Thursday, October 6, 2016
The Scholar (1987)
The house for cancer children, in Minneapolis, Minnesota Chick Evens in 1987 was invited to visit, on behalf of a board member, wishing he’d do a chapbook for the children, to give them hope. He volunteered his time, and rights to the book. But as the project began, before it even got started you might say, it somewhat dimmed. Let me explain:
In 1981, Evens had published his first book, “The Other Door,” it would in thirty-years become a sought after book, a book that sold for $5.00, would be selling, for $125.000, First Edition, a collectable. Then he created six chapbooks of children’s tales, one called “The Tale of Willie the Humpback Whale” gave 500-free books to “Toys for Tots”, to this day 8, 000-books have been published, or printed. These books were created between 1982 and 1984. In 1985, he wrote a book on Child Safety that got a response from President Reagan, and the newspapers in the Twin Cities, Minnesota. He had worked during these years at Midway National Bank, and was devoted to the word.
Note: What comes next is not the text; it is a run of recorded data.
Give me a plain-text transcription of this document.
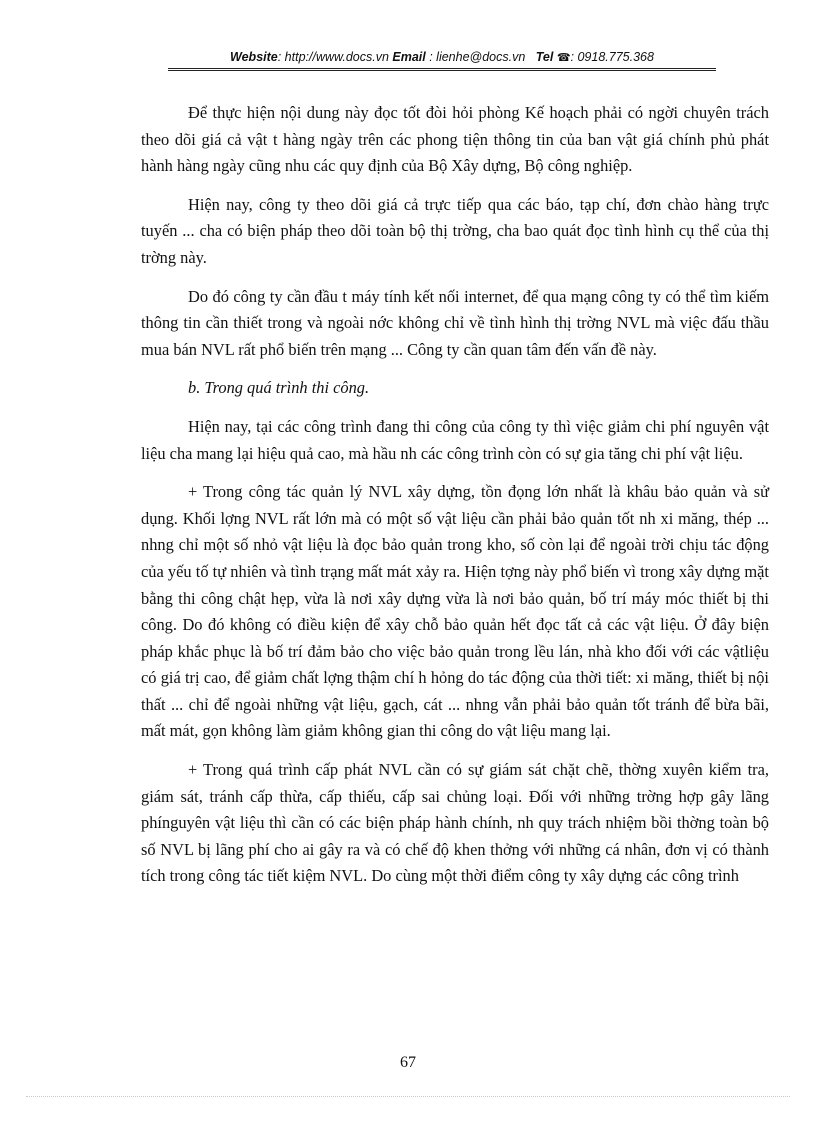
Website: http://www.docs.vn Email : lienhe@docs.vn Tel ☎: 0918.775.368

Để thực hiện nội dung này đọc tốt đòi hỏi phòng Kế hoạch phải có ngời chuyên trách theo dõi giá cả vật t hàng ngày trên các phong tiện thông tin của ban vật giá chính phủ phát hành hàng ngày cũng nhu các quy định của Bộ Xây dựng, Bộ công nghiệp.

Hiện nay, công ty theo dõi giá cả trực tiếp qua các báo, tạp chí, đơn chào hàng trực tuyến ... cha có biện pháp theo dõi toàn bộ thị trờng, cha bao quát đọc tình hình cụ thể của thị trờng này.

Do đó công ty cần đầu t máy tính kết nối internet, để qua mạng công ty có thể tìm kiếm thông tin cần thiết trong và ngoài nớc không chỉ về tình hình thị trờng NVL mà việc đấu thầu mua bán NVL rất phổ biến trên mạng ... Công ty cần quan tâm đến vấn đề này.

b. Trong quá trình thi công.

Hiện nay, tại các công trình đang thi công của công ty thì việc giảm chi phí nguyên vật liệu cha mang lại hiệu quả cao, mà hầu nh các công trình còn có sự gia tăng chi phí vật liệu.

+ Trong công tác quản lý NVL xây dựng, tồn đọng lớn nhất là khâu bảo quản và sử dụng. Khối lợng NVL rất lớn mà có một số vật liệu cần phải bảo quản tốt nh xi măng, thép ... nhng chỉ một số nhỏ vật liệu là đọc bảo quản trong kho, số còn lại để ngoài trời chịu tác động của yếu tố tự nhiên và tình trạng mất mát xảy ra. Hiện tợng này phổ biến vì trong xây dựng mặt bằng thi công chật hẹp, vừa là nơi xây dựng vừa là nơi bảo quản, bố trí máy móc thiết bị thi công. Do đó không có điều kiện để xây chỗ bảo quản hết đọc tất cả các vật liệu. Ở đây biện pháp khắc phục là bố trí đảm bảo cho việc bảo quản trong lều lán, nhà kho đối với các vậtliệu có giá trị cao, để giảm chất lợng thậm chí h hỏng do tác động của thời tiết: xi măng, thiết bị nội thất ... chỉ để ngoài những vật liệu, gạch, cát ... nhng vẫn phải bảo quản tốt tránh để bừa bãi, mất mát, gọn không làm giảm không gian thi công do vật liệu mang lại.

+ Trong quá trình cấp phát NVL cần có sự giám sát chặt chẽ, thờng xuyên kiểm tra, giám sát, tránh cấp thừa, cấp thiếu, cấp sai chủng loại. Đối với những trờng hợp gây lãng phínguyên vật liệu thì cần có các biện pháp hành chính, nh quy trách nhiệm bồi thờng toàn bộ số NVL bị lãng phí cho ai gây ra và có chế độ khen thởng với những cá nhân, đơn vị có thành tích trong công tác tiết kiệm NVL. Do cùng một thời điểm công ty xây dựng các công trình

67
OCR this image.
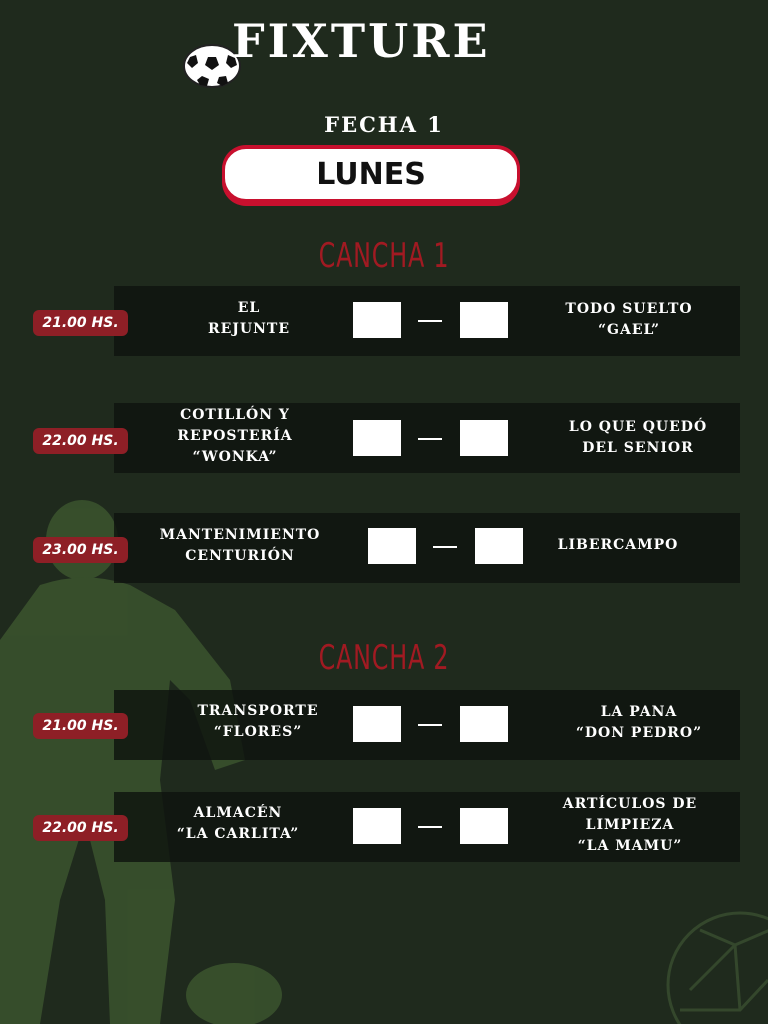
FIXTURE
FECHA 1
LUNES
CANCHA 1
21.00 HS.
EL
REJUNTE
TODO SUELTO
“GAEL”
22.00 HS.
COTILLÓN Y
REPOSTERÍA
“WONKA”
LO QUE QUEDÓ
DEL SENIOR
23.00 HS.
MANTENIMIENTO
CENTURIÓN
LIBERCAMPO
CANCHA 2
21.00 HS.
TRANSPORTE
“FLORES”
LA PANA
“DON PEDRO”
22.00 HS.
ALMACÉN
“LA CARLITA”
ARTÍCULOS DE
LIMPIEZA
“LA MAMU”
Now dear reader, we must backtrack to 1987, where the board member, a woman in her mid-40’s had asked Mr. Evens to visit the cancer home for children, to which he did, and talked too many of the children. Thereafter, upon agreeing to do the work, and working out a draft of a short tale with drawings and all, Evens being a fairly good artist, he was invited by that same board member to attend a showing and lecture on the Children’s Home that was sponsored by an international fast food chain (one we all know of course). During this visit, sitting and watching the movie, with perhaps twenty-five other guests, two young employees by the firm sat behind him, asking many questions, boisterously, meaningless jargon and nearly giggling, telling him how they felt the chapbook should go after learning Evens was the invitee or the person whom was to work with them in this project: whom was tasked to do the job, saying it needed to be this way, and that way, and not Evens’ way, and endlessly cutting his ideas to shreds, but having no creative ideas of their own. Then Mr. Evens simply said, “Why are you people asking me to do something when you already know what you want, and evidently, it isn’t anything I’m producing, thus, you don’t need me!”
Of course, that was the point. Evens had told them he had created a book of hope, by creating an image of a turtle, having seen the children and their interest in cartoons, and to drive the message of hope, not giving up, feeling this had richness to its surface. But these young men took insult to everything he said. Consequently, Evens told them to get out of his way, and he got up and walked out. Presupposing he’d not want to work with such berry pickers—
The following week, he had met the board member, and she asked what took place, hearing he had left. And he explained to her the story, and she said she’d bring it up to the board. But, Evens simply said, “They’ll look for a weakness in everything he does, to get control, and he didn’t want, nor had the time to accommodate that.” He knew those two did not have the ability to heal with words, or art, they were political machines— ambitious at the expense of the children: those who never have hurt, live without out that knowledge of how to heal.